Em 2006, o engenheiro Osvaldo Panzarini, um graduado funcionário da Alstom, foi flagrado em conversas telefônicas tratando de “acertos” que visavam a resolver litígios financeiros da companhia: “O pessoal ‘tá’ recebendo uma série de regras aqui, de acertos. E os caras ‘tão’ fixando em 3%, chegando no limite dos 5, mas esse 5 já é com... se tiver que pagar impostos”. E completa: “O porcentual a ser pago é sempre sobre o valor líquido e não sobre o valor contratual, entendeu?”. A Alstom cobrava uma dívida milionária da Eletronorte.

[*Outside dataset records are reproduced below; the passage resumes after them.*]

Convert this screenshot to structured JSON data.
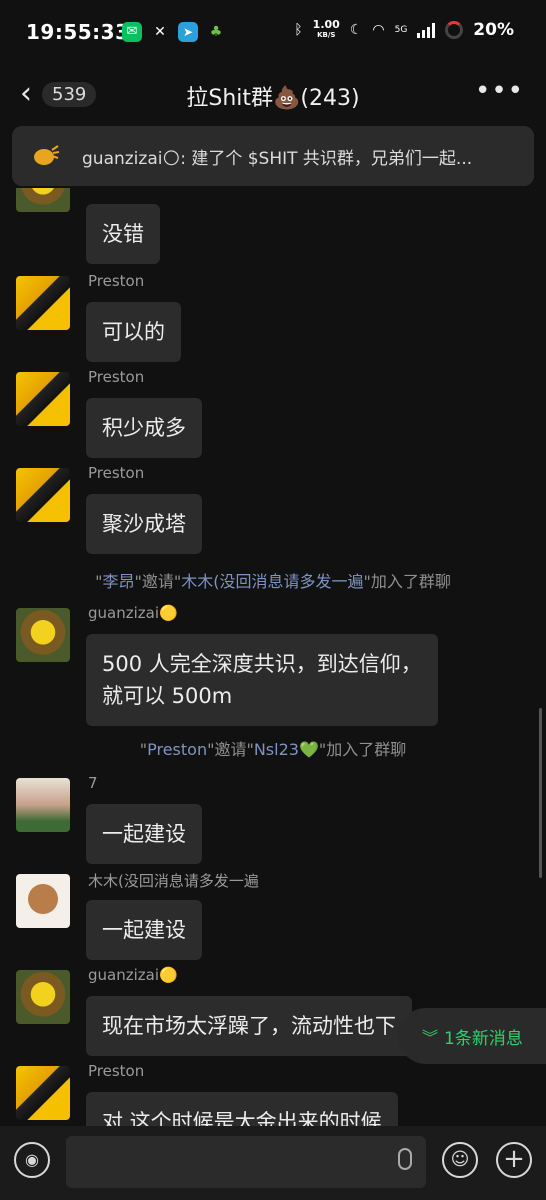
{
  "status_bar": {
    "time": "19:55:33",
    "speed_value": "1.00",
    "speed_unit": "KB/S",
    "network": "5G",
    "battery": "20%"
  },
  "header": {
    "back_count": "539",
    "title": "拉Shit群💩(243)"
  },
  "pinned": {
    "text": "guanzizai🌕: 建了个 $SHIT 共识群，兄弟们一起..."
  },
  "messages": [
    {
      "sender": "",
      "text": "没错"
    },
    {
      "sender": "Preston",
      "text": "可以的"
    },
    {
      "sender": "Preston",
      "text": "积少成多"
    },
    {
      "sender": "Preston",
      "text": "聚沙成塔"
    },
    {
      "sender": "guanzizai🟡",
      "text_line1": "500 人完全深度共识，到达信仰，",
      "text_line2": "就可以 500m"
    },
    {
      "sender": "7",
      "text": "一起建设"
    },
    {
      "sender": "木木(没回消息请多发一遍",
      "text": "一起建设"
    },
    {
      "sender": "guanzizai🟡",
      "text": "现在市场太浮躁了，流动性也下"
    },
    {
      "sender": "Preston",
      "text": "对 这个时候是大金出来的时候"
    }
  ],
  "system": [
    {
      "q1": "\"",
      "a": "李昂",
      "q2": "\"邀请\"",
      "b": "木木(没回消息请多发一遍",
      "tail": "\"加入了群聊"
    },
    {
      "q1": "\"",
      "a": "Preston",
      "q2": "\"邀请\"",
      "b": "Nsl23💚",
      "tail": "\"加入了群聊"
    }
  ],
  "new_messages": {
    "label": "1条新消息"
  },
  "colors": {
    "background": "#111111",
    "bubble": "#2c2c2c",
    "accent_green": "#2bd36b",
    "system_name": "#7f93c2"
  }
}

A estatal, porém, não reconhecia a dívida com a empresa. Nos diálogos interceptados, Panzarini explica a interlocutores que resolveu o impasse com a Eletronorte contratando um grupo de lobistas com bom trânsito em órgãos federais e acesso privilegiado a graduados funcionários públicos.
VEJA teve acesso a um depoimento prestado à polícia pelo ex-diretor da Alstom no qual ele detalha o acordo — e deixa claro que a regra de não pagar a propina estabelecida pela multinacional, se é que existiu de fato, pode não ter sido respeitada.
Panzarini contou que, no fim de 2005, logo depois de chegar a um acordo com a estatal sobre o pagamento da dívida, foi procurado por um grupo de lobistas que lhe pediu uma comissão de 10%, “a título de auxílio para recebimento de valores” da Eletronorte. A comissão, segundo ele, tinha por objetivo remunerar a “influência” junto a “funcionários públicos” para a liberação do dinheiro.
Diante da recusa da Alstom, por considerar o porcentual muito elevado, o grupo reduziu a comissão para 5%. A empresa ainda julgou a taxa muito alta.
“A negociação final ficou em torno de 3%”, contou o ex-diretor.
Acordo fechado, mas não sem antes consultar o alto-comando da multinacional, que, conforme seu ex-presidente, proibia a prática de corrupção. Ao que parece, abriu-se uma exceção. O depoimento, por si só, já seria suficiente para causar um estrago.
Afinal, não é todo dia que se vê um executivo de uma grande empresa admitir que negociou pagamento para obter vantagens no serviço público. Os indícios de que funcionava um esquema de corrupção envolvendo empresas estatais de energia ganhariam provas ainda mais robustas.